Mon propos n’est pas de soumettre ici des analyses poussées sur les traitements des signaux numériques ou sur l’abstraction en vidéo, mais, comme le titre de mon intervention l’indique, d’éclairer le point de friction où ces deux champs de la technique d’une part, et de l’art, d’autre part, se rencontrent. Mes considérations viennent de la constatation que parmi les recherches les plus radicales sur l’image numérique depuis les années 90, favorisées par l’accélération des performances des ordinateurs et l’apparition d’une multitude de logiciels de traitement d’images et du son en temps réel, se démarquent des vidéastes et artistes numériques qui expérimentent les médias numériques dans leurs spécificités techniques. Quelles sont ces spécificités ? Le français Pierre-Yves Cruaud offrira une bonne introduction à la notion de signal numérique vidéo et la compréhension que des inventions formelles vertigineuses sont liées à son traitement. Quelle multiplicité de manipulations est-il possible de lui faire subir, pour quelles formes plastiques radicales ? Les virtuosités techniques de Jacques Perconte en matière d’encodage, puis du norvégien HC Gilje en matière de programmation visuelle permettront d’esquisser deux grandes voies dans les pratiques et les formes d’aujourd’hui.

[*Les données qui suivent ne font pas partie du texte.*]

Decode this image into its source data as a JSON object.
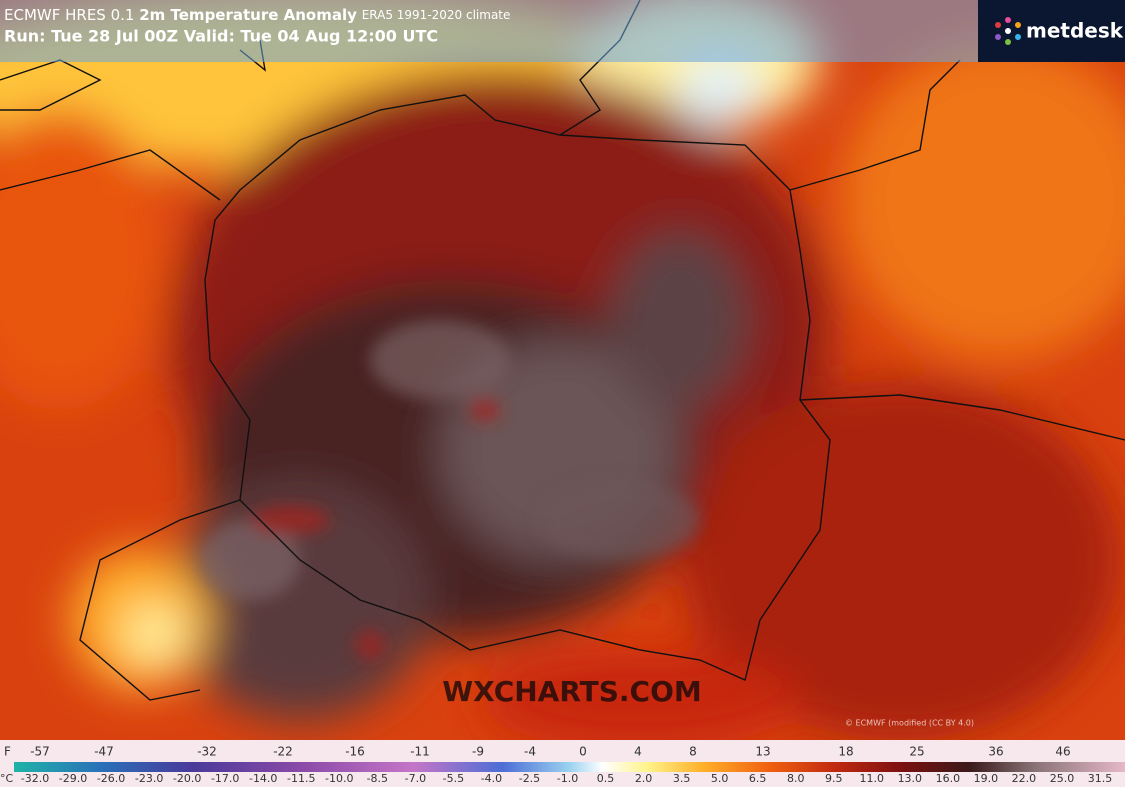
{
  "header": {
    "model": "ECMWF HRES 0.1",
    "parameter": "2m Temperature Anomaly",
    "climate": "ERA5 1991-2020 climate",
    "run": "Run: Tue 28 Jul 00Z Valid: Tue 04 Aug 12:00 UTC"
  },
  "logo": "metdesk",
  "watermark": "WXCHARTS.COM",
  "credit": "© ECMWF (modified (CC BY 4.0)",
  "legend": {
    "f_unit": "F",
    "f_labels": [
      "-57",
      "-47",
      "-32",
      "-22",
      "-16",
      "-11",
      "-9",
      "-4",
      "0",
      "4",
      "8",
      "13",
      "18",
      "25",
      "36",
      "46"
    ],
    "c_unit": "°C",
    "c_labels": [
      "-32.0",
      "-29.0",
      "-26.0",
      "-23.0",
      "-20.0",
      "-17.0",
      "-14.0",
      "-11.5",
      "-10.0",
      "-8.5",
      "-7.0",
      "-5.5",
      "-4.0",
      "-2.5",
      "-1.0",
      "0.5",
      "2.0",
      "3.5",
      "5.0",
      "6.5",
      "8.0",
      "9.5",
      "11.0",
      "13.0",
      "16.0",
      "19.0",
      "22.0",
      "25.0",
      "31.5"
    ]
  }
}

Selon Patrick Brunet dans son ouvrage Les Outils de l’image : du cinématographe au caméscope :
“les composantes mêmes de la vidéo déterminent presque immanquablement son essence propre qui la situe en termes de rôle et de fonction. La vidéo est avant tout née d’une technologie, son image est celle d’une technicité. Toute tentative de discours esthétique en est empreinte. (…) Sa matérialité cantonne son rayonnement dans les limites de ses composants électroniques et du mode de transport et de véhicule des images qu’elle produit[11] [11] Patrick J. Brunet, Les Outils de l’image : du cinématographe au caméscope, Montréal, Les Presses de l’Université de Montréal, coll. « Sciences de la communication », 1992, pp. 108-109 .“
Ces réflexions sur la vidéo constituent un avertissement à destination de tout analyste qui se doit de comprendre la spécificité de ce médium et, pour se faire, de revenir à sa matérialité si souvent oubliée en raison des modes d’apparition de l’image électronique (l’écran du téléviseur), de transport (les ondes), de manipulation (l’ordinateur) qui semblent la repousser dans l’immatériel et le virtuel. Soulever cette matérialité signifie également prendre en compte la complexité des technologies électroniques qui font intervenir autant la physique que les mathématiques. Des éléments-clés peuvent être cependant soulevés sans entrer dans les arcanes des hautes technologies. Par exemple, mettre en évidence la distinction fondamentale entre vidéo et cinéma. En effet, le cinéma est héritier de la photographie qui est l’art d’écrire avec la lumière, autrement dit de la technique physico-chimique qui permet d’enregistrer directement ou indirectement toute radiation lumineuse pour former une image ou une trace conservable. La vidéo permet elle d’obtenir des images purement électriques et de révéler ces images sans aucun traitement chimique. Les recherches scientifiques et techniques ont, tout au long du XXe siècle, inventé et perfectionné les technologies adéquates pour l’obtention de l’image électronique par des procédés qui permettent de traduire les intensités lumineuses des éléments de l’image en termes d’impulsions électriques, puis de les traiter aux moyens de circuits analogiques jusqu’à la fin des années 80 et numériques à partir de début des années 90. Les recherches artistiques sur la vidéo ont suivi cette évolution technologique. Ainsi, pour se développer, l’art vidéo a dû tout d’abord compter sur les structures de télévision existantes puisqu’ainsi que le fait remarquer Anne-Marie Duguet dans son ouvrage Vidéo, mémoire au poing, « les exigences esthétiques des artistes, concernant par exemple la qualité de l’image ou la recherche fondamentale sur le dispositif électronique lui-même, les obligent à se tourner vers les institutions qui possèdent des studios correctement équipés »[22] [22] Anne-Marie Duguet, Vidéo, mémoire au poing, Hachette, 1981, p.181 . C’est cela qui a changé avec le numérique depuis le début des années 90 : la démocratisation et une multiplication massives d’outils numériques de traitement de la vidéo ont permis à l’artiste de travailler en véritable laborantin avec un équipement de pointe.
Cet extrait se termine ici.